INFO: pred: [101, 425, 1385, 348, 2779, 3703, 1902], label: [101, 107, 119, 123, 168, 243, 306, 102, -100]
INFO: pred: [101, 425, 1385, 348, 2779, 3703, 1902], label: [101, 105, 109, 195, 230, 587, 1617, 2375, 102]
INFO: pred: [101, 425, 1385, 348, 2779, 3703, 1902], label: [101, 105, 107, 123, 559, 716, 1376, 102, -100]
INFO: pred: [101, 425, 1385, 348, 2779, 3703, 1902], label: [101, 111, 130, 168, 183, 256, 102, -100, -100]
INFO: pred: [101, 425, 1385, 348, 2779, 3703, 1902], label: [101, 122, 142, 222, 336, 2072, 2248, 102, -100]
INFO: pred: [101, 425, 1385, 348, 2779, 3703, 1902], label: [101, 105, 147, 159, 355, 795, 102, -100, -100]
INFO: pred: [101, 425, 1385, 348, 2779, 3703, 1902], label: [101, 111, 113, 232, 261, 651, 849, 102, -100]
INFO: pred: [101, 425, 1385, 348, 2779, 3703, 1902], label: [101, 149, 150, 730, 1356, 2940, 102, -100, -100]
INFO: pred: [101, 425, 1385, 348, 2779, 3703, 1902], label: [101, 113, 179, 211, 523, 996, 1366, 102, -100]
INFO: pred: [101, 425, 1385, 348, 2779, 3703, 1902], label: [101, 154, 1002, 1040, 102, -100, -100, -100, -100]
INFO: pred: [101, 425, 1385, 348, 2779, 3703, 1902], label: [101, 254, 984, 1238, 102, -100, -100, -100, -100]
INFO: pred: [101, 425, 1385, 348, 2779, 3703, 1902], label: [101, 132, 289, 504, 730, 895, 2450, 102, -100]
INFO: pred: [101, 425, 1385, 348, 2779, 3703, 1902], label: [101, 105, 109, 137, 260, 303, 461, 888, 102]
INFO: pred: [101, 425, 1385, 348, 2779, 3703, 1902], label: [101, 107, 131, 161, 205, 259, 763, 102, -100]

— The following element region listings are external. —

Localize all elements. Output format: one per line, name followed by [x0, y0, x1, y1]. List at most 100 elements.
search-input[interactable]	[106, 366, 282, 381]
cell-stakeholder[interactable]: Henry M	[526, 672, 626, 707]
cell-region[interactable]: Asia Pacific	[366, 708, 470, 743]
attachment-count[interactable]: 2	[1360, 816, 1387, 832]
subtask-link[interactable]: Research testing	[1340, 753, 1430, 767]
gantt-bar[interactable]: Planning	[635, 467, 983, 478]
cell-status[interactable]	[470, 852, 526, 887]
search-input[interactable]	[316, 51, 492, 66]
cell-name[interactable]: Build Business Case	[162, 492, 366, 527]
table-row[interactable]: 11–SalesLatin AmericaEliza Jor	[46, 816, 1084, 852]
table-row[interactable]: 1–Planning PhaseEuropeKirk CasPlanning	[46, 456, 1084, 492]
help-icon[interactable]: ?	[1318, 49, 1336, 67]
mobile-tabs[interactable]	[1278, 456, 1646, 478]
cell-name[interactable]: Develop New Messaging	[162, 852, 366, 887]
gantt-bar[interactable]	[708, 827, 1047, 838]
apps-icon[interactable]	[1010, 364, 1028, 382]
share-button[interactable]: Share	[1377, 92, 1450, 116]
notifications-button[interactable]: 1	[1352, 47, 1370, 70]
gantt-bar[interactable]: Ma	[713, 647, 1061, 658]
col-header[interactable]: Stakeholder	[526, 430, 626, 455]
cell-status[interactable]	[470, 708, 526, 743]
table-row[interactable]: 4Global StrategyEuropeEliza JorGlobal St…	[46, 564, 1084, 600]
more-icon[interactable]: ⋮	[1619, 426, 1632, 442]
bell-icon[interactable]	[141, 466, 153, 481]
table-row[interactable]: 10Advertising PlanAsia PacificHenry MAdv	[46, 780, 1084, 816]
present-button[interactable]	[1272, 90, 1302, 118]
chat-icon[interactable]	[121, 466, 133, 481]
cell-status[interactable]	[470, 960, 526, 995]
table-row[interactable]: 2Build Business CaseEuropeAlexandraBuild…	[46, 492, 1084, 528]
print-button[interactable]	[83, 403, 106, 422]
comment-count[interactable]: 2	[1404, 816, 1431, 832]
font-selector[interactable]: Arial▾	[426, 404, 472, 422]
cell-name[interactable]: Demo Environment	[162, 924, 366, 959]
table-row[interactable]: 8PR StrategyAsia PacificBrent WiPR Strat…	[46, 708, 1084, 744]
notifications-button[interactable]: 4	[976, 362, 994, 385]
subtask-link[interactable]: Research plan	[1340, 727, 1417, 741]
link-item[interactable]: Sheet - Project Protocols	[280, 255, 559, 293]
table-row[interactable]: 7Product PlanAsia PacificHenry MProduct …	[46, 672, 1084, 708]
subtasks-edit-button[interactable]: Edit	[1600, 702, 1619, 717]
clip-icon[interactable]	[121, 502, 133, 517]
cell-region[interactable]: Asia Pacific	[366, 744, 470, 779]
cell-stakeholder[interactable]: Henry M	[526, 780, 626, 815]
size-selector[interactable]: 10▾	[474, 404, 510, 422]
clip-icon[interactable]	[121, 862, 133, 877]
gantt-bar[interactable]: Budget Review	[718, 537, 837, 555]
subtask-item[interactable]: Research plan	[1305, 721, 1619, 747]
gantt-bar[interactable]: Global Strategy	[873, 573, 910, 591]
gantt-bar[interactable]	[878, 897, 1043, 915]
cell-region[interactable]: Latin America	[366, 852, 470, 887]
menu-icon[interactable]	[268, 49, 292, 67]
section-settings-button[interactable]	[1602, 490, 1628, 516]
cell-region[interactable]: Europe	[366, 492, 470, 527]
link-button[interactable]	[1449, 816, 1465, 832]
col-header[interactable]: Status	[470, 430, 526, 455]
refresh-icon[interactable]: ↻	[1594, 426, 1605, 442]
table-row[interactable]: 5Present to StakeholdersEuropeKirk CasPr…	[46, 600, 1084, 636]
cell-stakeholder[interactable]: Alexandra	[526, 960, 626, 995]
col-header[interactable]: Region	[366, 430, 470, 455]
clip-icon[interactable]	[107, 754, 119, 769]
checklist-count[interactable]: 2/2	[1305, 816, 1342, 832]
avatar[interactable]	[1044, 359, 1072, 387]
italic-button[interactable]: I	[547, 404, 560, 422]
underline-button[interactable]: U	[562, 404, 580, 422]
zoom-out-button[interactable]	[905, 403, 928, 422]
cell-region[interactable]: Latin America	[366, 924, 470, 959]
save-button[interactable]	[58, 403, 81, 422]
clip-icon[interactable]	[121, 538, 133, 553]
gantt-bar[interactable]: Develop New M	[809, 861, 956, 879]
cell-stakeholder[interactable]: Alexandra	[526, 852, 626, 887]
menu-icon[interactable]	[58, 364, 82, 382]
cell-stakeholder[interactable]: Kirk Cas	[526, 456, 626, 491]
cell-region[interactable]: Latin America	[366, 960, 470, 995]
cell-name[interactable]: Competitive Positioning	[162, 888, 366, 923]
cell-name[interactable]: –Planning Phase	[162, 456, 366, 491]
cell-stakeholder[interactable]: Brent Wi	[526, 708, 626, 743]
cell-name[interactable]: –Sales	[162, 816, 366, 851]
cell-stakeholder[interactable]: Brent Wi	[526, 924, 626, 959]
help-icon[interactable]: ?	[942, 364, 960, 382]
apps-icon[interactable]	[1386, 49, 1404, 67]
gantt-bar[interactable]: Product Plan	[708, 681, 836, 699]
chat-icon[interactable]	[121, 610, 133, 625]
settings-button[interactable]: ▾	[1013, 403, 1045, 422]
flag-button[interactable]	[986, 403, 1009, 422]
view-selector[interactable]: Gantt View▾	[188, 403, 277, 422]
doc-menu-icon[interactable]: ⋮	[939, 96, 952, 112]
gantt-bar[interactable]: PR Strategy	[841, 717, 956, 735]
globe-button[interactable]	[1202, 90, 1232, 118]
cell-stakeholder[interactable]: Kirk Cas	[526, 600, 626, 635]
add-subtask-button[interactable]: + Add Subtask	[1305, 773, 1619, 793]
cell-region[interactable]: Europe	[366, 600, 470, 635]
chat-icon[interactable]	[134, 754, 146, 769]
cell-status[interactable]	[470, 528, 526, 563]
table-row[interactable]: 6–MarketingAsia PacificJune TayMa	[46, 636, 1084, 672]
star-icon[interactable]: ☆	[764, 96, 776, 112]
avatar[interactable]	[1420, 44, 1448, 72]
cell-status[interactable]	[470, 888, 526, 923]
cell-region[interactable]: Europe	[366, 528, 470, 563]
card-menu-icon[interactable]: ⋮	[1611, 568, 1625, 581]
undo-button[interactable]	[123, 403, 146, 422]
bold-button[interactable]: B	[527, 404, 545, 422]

I’ve been stuck at the problem for almost a week, finding no solutions yet. I checked the model architecture and did find cross attention layers in decoder. I’ve also checked the data format and related logic, all works well, so I omitted this part for simplicity. Therefore I think the bug might exists in the model side, but I haven’t found useful info from the docs or google results.

Any kind of help is appreciated. Thanks very much!

I make some tries and get some results. It is indeed caused the model-side code.
First, I replace the MLC task with a simple auto-encoding task, namely that feed the model same inputs and outputs. Besides, I tie word embeddings between encoder and decoder. These do not solves the problem.
Next, I replace the seq2seq model with a simple prefix-LM(RobertaForCausalLM), fed with same auto-encoding results. And as I guessed before, the problem vanished. All things work well now.
I believe there exists some bug in my code or transformers library.

:sob:
Does anyone have any possible solution?